セディオスは長椅子に腰掛け、しばし図面を眺める。
「しかし、ルゼリアがここまで魔法理論を追究するとは思ってなかった」
セディオスの言葉は、いつも通り飾り気がなかった。
ルゼリアは率直で、実直。
王の側近にして、“獄炎”の名を持つ少女。
それを尊重し信頼するあまりに、意見をする家族は少なかった。
「自身の属性適正の拡張を試したくなったので……」
それは、理知的な彼女にしては珍しく、素直な願いだった。
ルゼリアは小さく笑いながら、再び手元の魔法書に目を落とした。
その瞳には、静かな決意が宿っていた。
「その、セディオス。今度……その、一緒に実地試験に付き合っていただきたいのですが……」
ルゼリアは自然に出てしまった言葉に戸惑いながらも、胸に手を当てお願いをする。
それは、エクリナでも、ティセラでも、ましてはライナでもない。
自身に必要な言葉を放ってくれると信じて言葉を投げかけていた。
「実地試験?」
セディオスはその言葉の意味を推し量るように聞く。
それは平穏な日常から、見えた敵への臨戦態勢だからこそ、心の内を知りたくて聞いた。
「新しい魔法式の適用範囲を、戦闘で試したいのです。
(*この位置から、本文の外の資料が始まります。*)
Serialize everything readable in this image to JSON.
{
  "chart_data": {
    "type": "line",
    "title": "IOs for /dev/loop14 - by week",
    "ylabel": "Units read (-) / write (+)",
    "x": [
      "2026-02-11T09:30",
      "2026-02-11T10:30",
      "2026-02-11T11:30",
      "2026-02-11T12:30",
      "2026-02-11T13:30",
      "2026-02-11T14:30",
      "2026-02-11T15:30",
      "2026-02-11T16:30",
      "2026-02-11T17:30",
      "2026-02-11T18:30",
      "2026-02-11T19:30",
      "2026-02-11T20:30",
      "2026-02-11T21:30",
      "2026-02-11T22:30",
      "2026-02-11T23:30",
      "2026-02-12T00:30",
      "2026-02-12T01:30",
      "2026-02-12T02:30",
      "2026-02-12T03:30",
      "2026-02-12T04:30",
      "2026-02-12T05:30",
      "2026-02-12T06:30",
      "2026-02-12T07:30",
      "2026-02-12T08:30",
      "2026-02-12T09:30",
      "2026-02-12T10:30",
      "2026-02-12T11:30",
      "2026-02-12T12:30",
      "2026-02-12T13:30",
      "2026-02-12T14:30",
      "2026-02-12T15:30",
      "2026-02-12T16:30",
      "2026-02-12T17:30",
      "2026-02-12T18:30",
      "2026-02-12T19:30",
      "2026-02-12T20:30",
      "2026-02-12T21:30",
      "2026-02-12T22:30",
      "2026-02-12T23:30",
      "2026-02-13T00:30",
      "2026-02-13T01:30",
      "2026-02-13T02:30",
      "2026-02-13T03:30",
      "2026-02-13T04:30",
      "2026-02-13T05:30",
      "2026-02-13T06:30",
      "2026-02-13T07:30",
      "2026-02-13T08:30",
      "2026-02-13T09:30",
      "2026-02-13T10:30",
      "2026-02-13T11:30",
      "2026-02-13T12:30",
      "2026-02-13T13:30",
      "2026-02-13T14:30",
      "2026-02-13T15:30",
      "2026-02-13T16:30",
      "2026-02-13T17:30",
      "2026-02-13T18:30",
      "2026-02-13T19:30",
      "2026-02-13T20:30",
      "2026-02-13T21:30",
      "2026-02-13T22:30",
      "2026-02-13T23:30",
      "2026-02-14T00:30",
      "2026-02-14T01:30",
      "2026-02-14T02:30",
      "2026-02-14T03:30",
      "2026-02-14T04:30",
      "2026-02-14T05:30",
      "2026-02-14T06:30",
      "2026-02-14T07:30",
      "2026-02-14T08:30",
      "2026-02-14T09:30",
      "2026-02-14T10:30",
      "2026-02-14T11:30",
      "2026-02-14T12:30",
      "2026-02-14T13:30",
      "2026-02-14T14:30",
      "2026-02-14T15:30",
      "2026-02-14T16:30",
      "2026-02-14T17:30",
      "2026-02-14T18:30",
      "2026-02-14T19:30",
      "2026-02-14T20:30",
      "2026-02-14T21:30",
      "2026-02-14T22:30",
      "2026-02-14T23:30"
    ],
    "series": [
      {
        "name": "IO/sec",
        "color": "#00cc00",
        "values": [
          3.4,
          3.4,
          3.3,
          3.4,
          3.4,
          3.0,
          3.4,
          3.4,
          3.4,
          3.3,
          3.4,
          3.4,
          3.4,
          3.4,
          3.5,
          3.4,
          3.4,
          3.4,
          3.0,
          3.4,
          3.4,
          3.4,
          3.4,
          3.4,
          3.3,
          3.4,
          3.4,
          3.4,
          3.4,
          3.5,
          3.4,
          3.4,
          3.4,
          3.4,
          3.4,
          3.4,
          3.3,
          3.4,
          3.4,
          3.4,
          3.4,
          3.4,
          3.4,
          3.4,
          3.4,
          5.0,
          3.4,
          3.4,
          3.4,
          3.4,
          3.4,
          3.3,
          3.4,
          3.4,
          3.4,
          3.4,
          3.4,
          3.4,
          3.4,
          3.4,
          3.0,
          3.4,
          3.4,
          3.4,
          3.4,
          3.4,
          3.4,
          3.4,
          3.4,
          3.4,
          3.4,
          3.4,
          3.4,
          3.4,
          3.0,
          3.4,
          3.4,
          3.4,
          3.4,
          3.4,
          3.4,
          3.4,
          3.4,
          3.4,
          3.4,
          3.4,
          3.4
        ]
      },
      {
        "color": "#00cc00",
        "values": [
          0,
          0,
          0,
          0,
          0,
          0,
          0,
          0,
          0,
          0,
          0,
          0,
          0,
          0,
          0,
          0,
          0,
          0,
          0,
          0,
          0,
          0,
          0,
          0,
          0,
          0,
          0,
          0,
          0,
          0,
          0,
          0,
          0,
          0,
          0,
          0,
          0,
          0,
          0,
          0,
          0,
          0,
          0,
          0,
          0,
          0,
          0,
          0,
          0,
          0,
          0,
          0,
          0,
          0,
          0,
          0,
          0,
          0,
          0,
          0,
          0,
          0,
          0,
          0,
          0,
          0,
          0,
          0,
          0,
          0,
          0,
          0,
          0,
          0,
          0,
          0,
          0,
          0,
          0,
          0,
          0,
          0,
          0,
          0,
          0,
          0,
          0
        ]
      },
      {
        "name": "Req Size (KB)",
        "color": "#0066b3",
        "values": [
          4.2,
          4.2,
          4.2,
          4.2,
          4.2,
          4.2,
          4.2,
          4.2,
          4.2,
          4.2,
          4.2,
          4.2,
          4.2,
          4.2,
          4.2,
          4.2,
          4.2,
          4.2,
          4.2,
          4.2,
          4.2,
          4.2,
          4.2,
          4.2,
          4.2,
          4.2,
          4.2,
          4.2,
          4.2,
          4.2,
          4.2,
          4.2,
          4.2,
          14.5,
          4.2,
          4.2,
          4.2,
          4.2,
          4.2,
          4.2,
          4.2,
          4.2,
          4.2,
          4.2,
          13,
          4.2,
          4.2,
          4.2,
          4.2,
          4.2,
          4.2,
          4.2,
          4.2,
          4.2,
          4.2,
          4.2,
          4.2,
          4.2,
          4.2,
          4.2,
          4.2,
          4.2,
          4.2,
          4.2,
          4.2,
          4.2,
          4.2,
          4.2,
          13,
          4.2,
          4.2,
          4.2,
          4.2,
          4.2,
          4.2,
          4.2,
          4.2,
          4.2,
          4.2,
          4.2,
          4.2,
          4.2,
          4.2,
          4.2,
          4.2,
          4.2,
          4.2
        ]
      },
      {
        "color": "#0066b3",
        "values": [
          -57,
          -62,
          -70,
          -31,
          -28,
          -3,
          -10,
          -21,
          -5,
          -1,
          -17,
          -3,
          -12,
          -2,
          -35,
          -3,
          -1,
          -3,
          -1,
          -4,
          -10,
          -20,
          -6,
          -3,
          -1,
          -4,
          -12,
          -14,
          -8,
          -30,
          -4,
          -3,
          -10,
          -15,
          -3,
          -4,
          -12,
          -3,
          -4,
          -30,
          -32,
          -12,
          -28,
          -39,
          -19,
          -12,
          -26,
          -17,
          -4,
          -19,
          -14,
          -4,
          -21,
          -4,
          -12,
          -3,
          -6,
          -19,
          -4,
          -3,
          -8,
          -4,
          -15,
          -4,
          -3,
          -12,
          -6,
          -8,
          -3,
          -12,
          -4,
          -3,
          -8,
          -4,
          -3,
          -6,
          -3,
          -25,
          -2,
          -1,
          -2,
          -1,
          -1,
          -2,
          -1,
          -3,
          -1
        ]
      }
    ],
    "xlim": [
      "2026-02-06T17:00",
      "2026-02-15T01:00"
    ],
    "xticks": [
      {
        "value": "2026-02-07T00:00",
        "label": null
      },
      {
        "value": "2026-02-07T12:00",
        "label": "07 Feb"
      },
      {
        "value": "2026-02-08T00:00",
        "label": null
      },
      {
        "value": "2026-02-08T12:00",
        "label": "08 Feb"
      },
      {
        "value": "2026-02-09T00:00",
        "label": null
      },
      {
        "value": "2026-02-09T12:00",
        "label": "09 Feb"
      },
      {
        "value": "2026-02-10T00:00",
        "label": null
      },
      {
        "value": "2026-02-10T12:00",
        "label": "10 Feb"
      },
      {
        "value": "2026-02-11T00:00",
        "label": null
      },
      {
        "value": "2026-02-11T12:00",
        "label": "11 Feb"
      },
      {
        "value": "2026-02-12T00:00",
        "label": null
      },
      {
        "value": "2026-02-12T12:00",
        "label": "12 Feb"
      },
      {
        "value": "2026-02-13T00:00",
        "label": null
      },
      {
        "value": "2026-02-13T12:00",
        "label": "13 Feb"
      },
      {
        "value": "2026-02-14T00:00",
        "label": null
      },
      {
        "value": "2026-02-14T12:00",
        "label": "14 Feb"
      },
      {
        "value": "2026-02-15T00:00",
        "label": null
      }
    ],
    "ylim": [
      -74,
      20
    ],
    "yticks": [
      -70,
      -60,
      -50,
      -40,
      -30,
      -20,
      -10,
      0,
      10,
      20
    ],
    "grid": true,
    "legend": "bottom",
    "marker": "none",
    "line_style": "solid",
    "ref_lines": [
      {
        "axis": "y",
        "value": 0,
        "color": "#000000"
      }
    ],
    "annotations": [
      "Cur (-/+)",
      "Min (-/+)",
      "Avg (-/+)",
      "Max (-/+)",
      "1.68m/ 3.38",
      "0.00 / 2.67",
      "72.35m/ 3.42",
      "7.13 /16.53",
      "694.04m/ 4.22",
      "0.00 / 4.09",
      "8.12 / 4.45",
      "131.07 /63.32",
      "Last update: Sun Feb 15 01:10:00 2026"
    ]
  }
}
単独では、反応の記録が取りづらくて」
その言葉はセディオス以外には知ってほしくないような声であった。
理路整然と論理的に考え動く少女にも、秘めたいことはあるようであった。
「……わかった。お前の成長の助けになるなら、いつでも付き合おう」
ルゼリアの覚悟を理解した剣士は二つ返事で答えた。
「ありがとうございます、セディオス……っ」
照れたように俯くルゼリアの声は、どこか誇らしげだった。
(……家族の力が、こうして新しい理を生み出す。俺はその歩みを見届ける役割を得たのかもしれない)
信頼されて嬉しいセディオスは笑顔であった。
二人の間に、またひとつの信頼の糸が紡がれていく。
机上に散らばる風の魔法式は、やがて剣士の前で試されることになる。